As for what makes one a *star*, it's interesting how commenters are adding socioeconomic class, undergraduate institution, personality, etc. to sex as an impediment. So many factors go into Brilliant Grad's charisma—which I believe means "gift" for a reason. If he were a woman of color with a BMI above, say, 24, would his brilliant insights be entertained? Would he be confident enough to give voice to them?

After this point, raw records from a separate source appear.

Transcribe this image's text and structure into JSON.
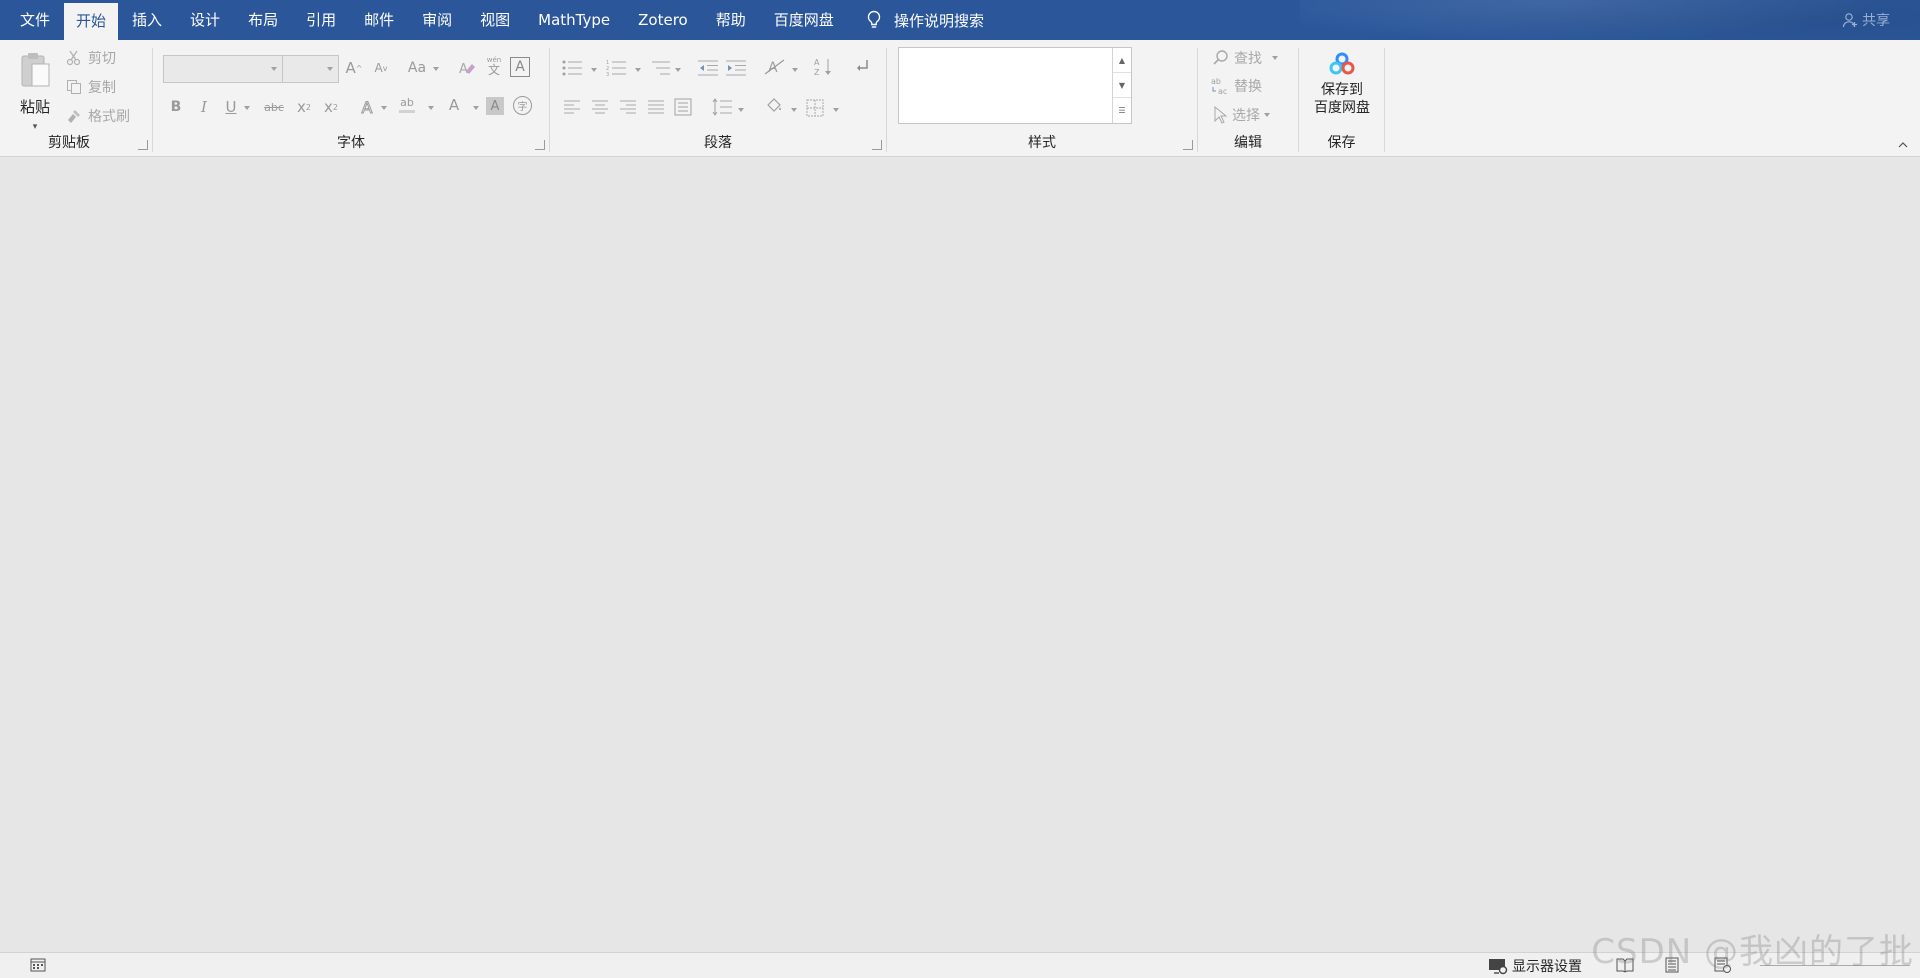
{
  "tabs": [
    {
      "label": "文件",
      "active": false
    },
    {
      "label": "开始",
      "active": true
    },
    {
      "label": "插入",
      "active": false
    },
    {
      "label": "设计",
      "active": false
    },
    {
      "label": "布局",
      "active": false
    },
    {
      "label": "引用",
      "active": false
    },
    {
      "label": "邮件",
      "active": false
    },
    {
      "label": "审阅",
      "active": false
    },
    {
      "label": "视图",
      "active": false
    },
    {
      "label": "MathType",
      "active": false
    },
    {
      "label": "Zotero",
      "active": false
    },
    {
      "label": "帮助",
      "active": false
    },
    {
      "label": "百度网盘",
      "active": false
    }
  ],
  "tell_me": {
    "label": "操作说明搜索",
    "icon": "lightbulb-icon"
  },
  "share": {
    "label": "共享",
    "icon": "person-icon"
  },
  "clipboard": {
    "paste_label": "粘贴",
    "cut_label": "剪切",
    "copy_label": "复制",
    "format_painter_label": "格式刷",
    "group_label": "剪贴板"
  },
  "font": {
    "group_label": "字体",
    "grow_glyph": "A",
    "shrink_glyph": "A",
    "case_glyph": "Aa",
    "bold_glyph": "B",
    "italic_glyph": "I",
    "underline_glyph": "U",
    "strike_glyph": "abc",
    "subscript_glyph": "x",
    "subscript_sub": "2",
    "superscript_glyph": "x",
    "superscript_sup": "2",
    "phonetic_glyph": "文",
    "phonetic_top": "wén",
    "border_glyph": "A",
    "effects_glyph": "A",
    "highlight_glyph": "ab",
    "color_glyph": "A",
    "shade_glyph": "A",
    "enclose_glyph": "字"
  },
  "paragraph": {
    "group_label": "段落"
  },
  "styles": {
    "group_label": "样式"
  },
  "editing": {
    "group_label": "编辑",
    "find_label": "查找",
    "replace_label": "替换",
    "select_label": "选择"
  },
  "save": {
    "group_label": "保存",
    "baidu_line1": "保存到",
    "baidu_line2": "百度网盘"
  },
  "statusbar": {
    "display_settings_label": "显示器设置"
  },
  "watermark": "CSDN @我凶的了批",
  "colors": {
    "tab_bar": "#2b579a",
    "ribbon": "#f3f3f3",
    "canvas": "#e6e6e6",
    "baidu_blue": "#2f8dff"
  }
}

Sorry for the logorrhea. I'll go off and ponder quietly (heh) now.

LittleRaven said...

This really resonated with me. I've always had the vague idea that to succeed you needed to network, have connections, etcetera. But I've never know how, never been taught how, and I wonder if I could have learned anyway. I'm autistic, female, brown, and young. The first one means I have trouble with even basic average social skills, and in my case I don't really get much personal enjoyment out of talking to people, so I don't socialize with anybody, let alone make useful connections. My sex gets in the way, my race gets in the way, my disability gets in the way, my introverted personality gets in the way, and sometimes this makes me feel bitter, knowing how much is out of my reach. I don't even know what I would consider success, or if having those networking skills would make me happy. I'm just always sure that there are somethings that I don't have that I dearly want, and I don't even know what those are, let alone how to get them, and even though I don't want to give up my autistic brain or my sex, part of me blames the world for not teaching me those skills as a reaction to my being autistic and female, etcetera. I'm not sure I'm being clear though.

Anonymous said...

I'm just now reading this, and I felt every word as I read it. Thank you so much for putting such eloquent words to something I've been feeling for years. It's nice to know that I'm hardly alone in all of this.

Anonymous said...

I wish I had read this two years ago (you know, around the time when it was written!) because it summed up how I treated most of my graduate school experience, and I only went through the MA. It's difficult to move beyond that feeling of "don't be a pest" or "I don't want to waste your time but..." Neither my professors nor my advisors ever implied that I *was* bothering them, but I could never move past the feelings created by this self-imposed limitation. It wasn't until I started teaching part time at a different university and really interacting with faculty that I came to realize just how wrong I was in my assumptions, and that I did myself a disservice by trying to be as self-reliant and un-needy as possible.